While in the case of a two-match series, a Test win fetches a team 60 points, it is equivalent to 24 in the case of a 5-match rubber.
India finished the World Test Championship cycle at the numero-uno spot followed by New Zealand while England finished at the 4th spot.
“The World Test Championship is a really good concept, I just don’t think it’s quite right yet. It’s a first-time effort. I can’t quite work out how a five-match Ashes series can be worth the same as India playing Bangladesh for two Tests,” Stuart Broad said.
With the Covid-19 pandemic delaying wreaking havoc on the Future Tour Progam [FTP], the ICC amended the criteria for qualification last year with percentage points being the sole criteria for qualification. The decision attracted a lot of criticism and Stuart Broad feels that while World Test Championship has given context to Test cricket, there is still a lot of work that needs to be done as far as its format is concerned.

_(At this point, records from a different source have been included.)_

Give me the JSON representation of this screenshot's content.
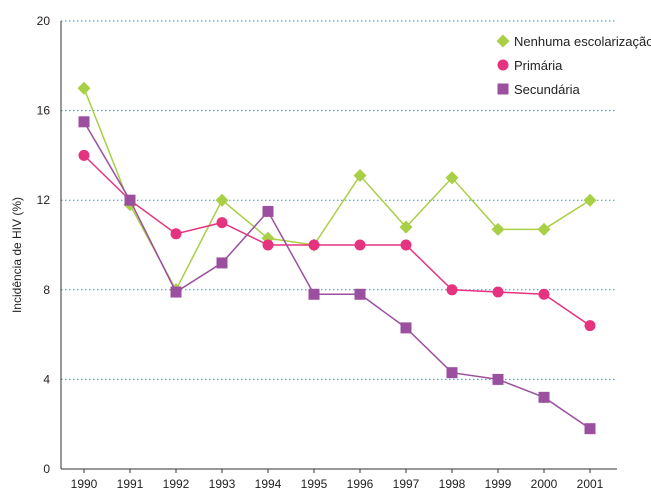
{
  "chart_data": {
    "type": "line",
    "ylabel": "Incidência de HIV (%)",
    "xlabel": "",
    "title": "",
    "ylim": [
      0,
      20
    ],
    "yticks": [
      0,
      4,
      8,
      12,
      16,
      20
    ],
    "grid": true,
    "legend_position": "top-right",
    "categories": [
      "1990",
      "1991",
      "1992",
      "1993",
      "1994",
      "1995",
      "1996",
      "1997",
      "1998",
      "1999",
      "2000",
      "2001"
    ],
    "series": [
      {
        "name": "Nenhuma escolarização",
        "marker": "diamond",
        "color": "#a8cf45",
        "values": [
          17,
          11.8,
          8,
          12,
          10.3,
          10,
          13.1,
          10.8,
          13,
          10.7,
          10.7,
          12
        ]
      },
      {
        "name": "Primária",
        "marker": "circle",
        "color": "#e5337f",
        "values": [
          14,
          12,
          10.5,
          11,
          10,
          10,
          10,
          10,
          8,
          7.9,
          7.8,
          6.4
        ]
      },
      {
        "name": "Secundária",
        "marker": "square",
        "color": "#9b4f9f",
        "values": [
          15.5,
          12,
          7.9,
          9.2,
          11.5,
          7.8,
          7.8,
          6.3,
          4.3,
          4,
          3.2,
          1.8
        ]
      }
    ]
  }
}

”There’s something in the idea and it has given great context to the game but there needs to be work done on how it all comes together, I think,” Broad added.
England played the most number of Tests  during the World Test Championship cycle and Stuart Broad believes that with the amount of cricket that England plays, it will difficult for them to make it to the finals in the current system.
”We had an opportunity, but the amount of cricket we play as an England side in the current system makes it very difficult to get into the final,” Broad concluded.